I've used wide-mouth mason jar lids and they work well. Any heat-safe ring mold will do: metal cookie cutters, silicone egg rings, or even tuna cans with both ends removed. The ring needs to be at least 3 inches wide and about 2 inches tall. Without any mold at all, the batter just spreads into regular flat pancakes. They still taste good, but you lose the height.
Can I make these without eggs?
I haven't found a way to make them work without eggs, and I've tried. The eggs provide the protein structure that holds the pancakes together and helps them rise, since there's no gluten doing that job. Flax eggs and commercial egg replacers couldn't create the same lift in my testing. Eggs are non-negotiable for this one.
What sugar-free syrup do you recommend?
I use ChocZero's sugar-free maple syrup on all my keto breakfasts. It has 1g net carb per serving and the consistency is close to real maple syrup, not thin and watery like some brands I've gone through. I buy it in bulk because my family goes through a bottle fast.
How do I reheat leftover pancakes without losing the texture?
I reheat mine on a skillet over medium-low heat for about 2 minutes per side. A toaster oven at 350 for 3-4 minutes also works. Skip the microwave. I've tried it multiple times and they come out rubbery and deflated every time. The skillet method keeps the outside lightly crisp and the inside spongy. They won't be quite as tall as fresh, but they hold up well.


My 7-year-old watched the rings fill up at the griddle going 'they're actually getting taller.' When they came out she thought I'd snuck in real IHOP pancakes. Sunday morning regular from here on out.
The IHOP test from a 7-year-old. That's the only review that matters.
Made these again this morning (fourth time now) and the way the batter puffs up inside the biscuit rings is SO satisfying to watch. Still can't get over how thick they come out. Double batch next time.
Double batch warning: you'll need more rings or you end up cooking in three shifts. Still worth it.
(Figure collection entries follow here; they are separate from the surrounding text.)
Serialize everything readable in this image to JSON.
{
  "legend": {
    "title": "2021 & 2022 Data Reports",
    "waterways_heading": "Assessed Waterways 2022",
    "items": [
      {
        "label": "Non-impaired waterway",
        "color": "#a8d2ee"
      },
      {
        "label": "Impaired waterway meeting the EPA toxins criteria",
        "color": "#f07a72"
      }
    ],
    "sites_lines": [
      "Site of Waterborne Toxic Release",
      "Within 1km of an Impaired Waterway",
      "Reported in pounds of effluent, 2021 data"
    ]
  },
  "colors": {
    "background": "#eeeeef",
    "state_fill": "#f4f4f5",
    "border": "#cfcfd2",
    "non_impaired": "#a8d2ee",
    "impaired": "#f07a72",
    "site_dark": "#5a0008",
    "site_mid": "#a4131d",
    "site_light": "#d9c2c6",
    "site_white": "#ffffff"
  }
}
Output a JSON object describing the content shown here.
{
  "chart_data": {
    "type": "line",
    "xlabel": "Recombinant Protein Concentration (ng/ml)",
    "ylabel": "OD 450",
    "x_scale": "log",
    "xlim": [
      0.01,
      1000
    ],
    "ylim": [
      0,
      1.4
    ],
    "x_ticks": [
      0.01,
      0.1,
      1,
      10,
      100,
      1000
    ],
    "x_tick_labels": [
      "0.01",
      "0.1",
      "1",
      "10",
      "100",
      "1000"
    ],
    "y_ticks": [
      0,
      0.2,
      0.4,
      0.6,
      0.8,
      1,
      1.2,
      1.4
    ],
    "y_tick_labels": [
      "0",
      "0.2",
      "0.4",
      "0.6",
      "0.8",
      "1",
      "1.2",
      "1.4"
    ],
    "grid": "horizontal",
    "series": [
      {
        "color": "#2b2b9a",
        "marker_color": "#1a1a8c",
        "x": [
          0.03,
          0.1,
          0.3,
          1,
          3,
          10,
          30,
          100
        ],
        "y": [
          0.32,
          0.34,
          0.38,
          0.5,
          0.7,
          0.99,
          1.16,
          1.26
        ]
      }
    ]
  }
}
My grandma used to make these every Sunday and I hadn't thought about it in probably fifteen years until I pulled mine out of the rings. The height. Something about it just got me. Still tweaking the coconut flour ratio to get the interior right, but had to leave a comment.
Yeah, that height. For the interior, try 6 tablespoons instead of the full 1/2 cup. Softer center, same puff.
My 8-year-old poked at them with his fork first like they were suspicious (fair, these do not look like regular pancakes). Then he asked if they were 'the bouncy kind' and could we please have them every Sunday now. The way the coconut flour makes them so thick and spongy is freaking wild, and now I have a standing breakfast request from a second grader. That's a food endorsement I did not expect.
'The bouncy kind.' That's going in the rotation. Sunday approval granted.
I've made probably every keto pancake recipe posted in the last two years and they all have the same issue: thin and eggy, no matter what you do. These are completely different. The biscuit ring trick is what does it (you actually get real height that holds up when you flip) and that's what I've been missing from every other version. I made these on a slow February Sunday when I had nowhere to be, and I stood there looking at the stack thinking this was the first time my keto pancakes actually looked like pancakes. The coconut flour gives them a sweetness that almond flour recipes never quite hit. I went back for a second plate, which I haven't done with a keto breakfast recipe in months.
Yeah, the coconut flour is why I didn't go almond flour on this one. Those versions taste too eggy to me. Second plate is the real verdict.
Do the rings come off before or after flipping? I can't picture how you flip them without batter going everywhere.
Flip with the ring on. Batter's thick enough to hold. Then slide it off once the second side is set.
I made these last week and they are fabulous! Great taste and texture. Seem like a cheat, it's so good!
Ha, that's the goal. 1.2g net carbs but you'd never know it.
Can you skip the biscuit cutter and just pour these on a griddle like normal pancake (I realize they would be as fluffy)?